Using the definition of conditional probability: $$P(A|B)=\frac{P(A \cap B)}{P(B)} $$
$$P(F|H)=\frac{P(F \cap H)}{P(H)} =\begin{cases} \frac{\frac{1}{10}\frac{1}{2}}{\frac{1}{2}}=\frac{1}{10} \quad \text{ for a fair coin} \\ \frac{\frac{1}{10}\frac{1}{1}}{\frac{1}{1}}=\frac{1}{10} \quad \text{ for an unfair coin with probability } \frac{1}{k}; k=1\end{cases} $$
$$P(F|(H\cap H))=\frac{P(F \cap (H\cap H))}{P(H\cap H)} \begin{cases} \frac{\frac{1}{10}\frac{1}{4}}{\frac{1}{4}}=\frac{1}{10} \quad \text{ for a fair coin} \\ \frac{\frac{1}{10}\frac{1}{1}^2}{\frac{1}{1}^2}=\frac{1}{10} \quad \text{ for an unfair coin with probability } \frac{1}{k}; k=1\end{cases} $$
$$P(F|(H\cap H\cap H))=\frac{P(F \cap (H\cap H\cap H))}{P(H\cap H\cap H)} \begin{cases} \frac{\frac{1}{10}\frac{1}{8}}{\frac{1}{8}}=\frac{1}{10} \quad \text{ for a fair coin} \\ \frac{\frac{1}{10}\frac{1}{1}^3}{\frac{1}{1}^3}=\frac{1}{10} \quad \text{ for an unfair coin with probability } \frac{1}{k}; k=1\end{cases} $$
So the probability is always $\frac{1}{5}$?

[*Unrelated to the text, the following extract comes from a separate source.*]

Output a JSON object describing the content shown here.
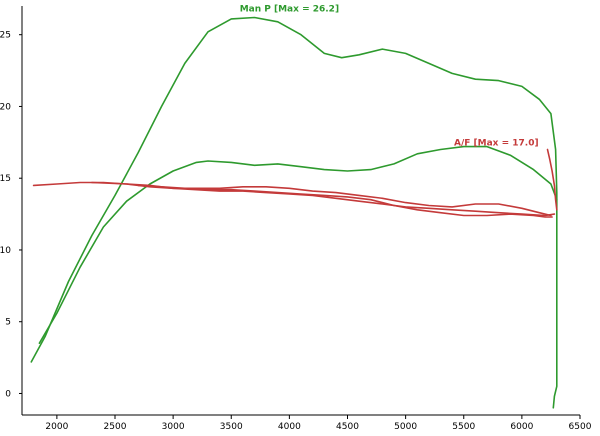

Thank you for any help/hints and your time.
You have calculated the denominator incorrectly. We must divide by the total probability that heads was obtained from any of the boxes that could have been selected.
Let's define our variables as follows: Let $B_k$ be the event that the ball is from the $k$th box, $1 \leq k \leq 10$. Let $H$ be the event that the coin lands heads.

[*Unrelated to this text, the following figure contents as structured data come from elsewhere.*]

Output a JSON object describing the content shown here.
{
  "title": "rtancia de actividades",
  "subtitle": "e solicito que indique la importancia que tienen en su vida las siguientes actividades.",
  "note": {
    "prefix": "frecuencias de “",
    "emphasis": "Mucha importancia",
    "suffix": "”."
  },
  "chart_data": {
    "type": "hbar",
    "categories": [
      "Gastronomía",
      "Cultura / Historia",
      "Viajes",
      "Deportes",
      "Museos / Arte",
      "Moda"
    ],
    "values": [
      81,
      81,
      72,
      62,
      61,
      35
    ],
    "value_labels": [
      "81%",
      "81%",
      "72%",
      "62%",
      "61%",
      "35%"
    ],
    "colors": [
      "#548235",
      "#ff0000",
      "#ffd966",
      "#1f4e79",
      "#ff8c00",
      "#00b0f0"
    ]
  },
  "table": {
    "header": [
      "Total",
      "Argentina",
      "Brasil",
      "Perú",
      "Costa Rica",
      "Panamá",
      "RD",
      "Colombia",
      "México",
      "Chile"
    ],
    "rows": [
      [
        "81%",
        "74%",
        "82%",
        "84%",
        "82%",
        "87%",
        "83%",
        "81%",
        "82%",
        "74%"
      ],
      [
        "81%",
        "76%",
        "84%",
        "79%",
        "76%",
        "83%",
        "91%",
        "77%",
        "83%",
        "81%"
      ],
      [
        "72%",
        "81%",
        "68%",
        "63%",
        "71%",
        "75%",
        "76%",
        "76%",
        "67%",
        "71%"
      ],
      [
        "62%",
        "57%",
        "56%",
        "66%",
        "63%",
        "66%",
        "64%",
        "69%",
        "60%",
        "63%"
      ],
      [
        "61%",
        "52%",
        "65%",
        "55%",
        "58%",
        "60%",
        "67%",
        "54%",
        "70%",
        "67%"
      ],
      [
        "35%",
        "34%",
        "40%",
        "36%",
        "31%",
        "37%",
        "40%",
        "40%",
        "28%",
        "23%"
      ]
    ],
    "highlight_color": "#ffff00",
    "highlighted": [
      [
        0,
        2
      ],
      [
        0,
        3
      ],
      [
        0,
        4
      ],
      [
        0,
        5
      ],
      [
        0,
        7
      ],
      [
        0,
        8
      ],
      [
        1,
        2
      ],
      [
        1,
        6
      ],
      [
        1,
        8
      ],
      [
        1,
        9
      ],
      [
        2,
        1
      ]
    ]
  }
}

Since the box from which the coin is extracted is chosen at random, $$\Pr(B_k) = \frac{1}{10}, 1 \leq k \leq 10$$ Since the probability that a coin from the $k$th box lands heads is $1/k$, $$\Pr(H \mid B_k) = \frac{1}{k}, 1 \leq k \leq 10$$
The probability that the coin is from the first box given that it lands heads is $$Pr(B_1 \mid H) = \frac{Pr(H \cap B_1)}{\Pr(H)}$$ where $\Pr(H)$ is the total probability that heads was obtained from any of the boxes that could have been selected. Therefore,
\begin{align*} Pr(B_1 \mid H) & = \frac{\Pr(H \cap B_1)}{\Pr(H)}\\ & = \frac{\Pr(B_1)\Pr(H \mid B_1)}{\sum_{k = 1}^{10} \Pr(B_k)\Pr(H \mid B_k)}\\ & = \frac{\frac{1}{10} \cdot 1}{\sum_{k = 1}^{10} \frac{1}{10}\frac{1}{k}}\\ & = \frac{\frac{1}{10}}{\frac{1}{10} \sum_{k = 1}^{10} \frac{1}{k}}\\ & = \frac{1}{\sum_{k = 1}^{10} \frac{1}{k}} \end{align*}
The probability that the coin is from the first box given that it lands heads on the first two throws is \begin{align*} \Pr(B_1 \mid H \cap H) & = \frac{\Pr(B_1 \cap H \cap H)}{\Pr(H \cap H)}\\ & = \frac{\Pr(B_1)\Pr(H \mid B_1)\Pr(H \mid H \cap B_1)}{\sum_{k = 1}^{10} \Pr(B_k)\Pr(H \mid B_k)Pr(H \mid H \cap B_k)}\\ & = \frac{\frac{1}{10} \cdot 1 \cdot 1}{\sum_{k = 1}^{10} \frac{1}{10} \cdot \frac{1}{k} \cdot \frac{1}{k}}\\ & = \frac{\frac{1}{10}}{\frac{1}{10}\sum_{k = 1}^{10} \frac{1}{k^2}}\\ & = \frac{1}{\sum_{k = 1}^{10} \frac{1}{k^2}} \end{align*} I leave the calculations and the third part of the problem to you.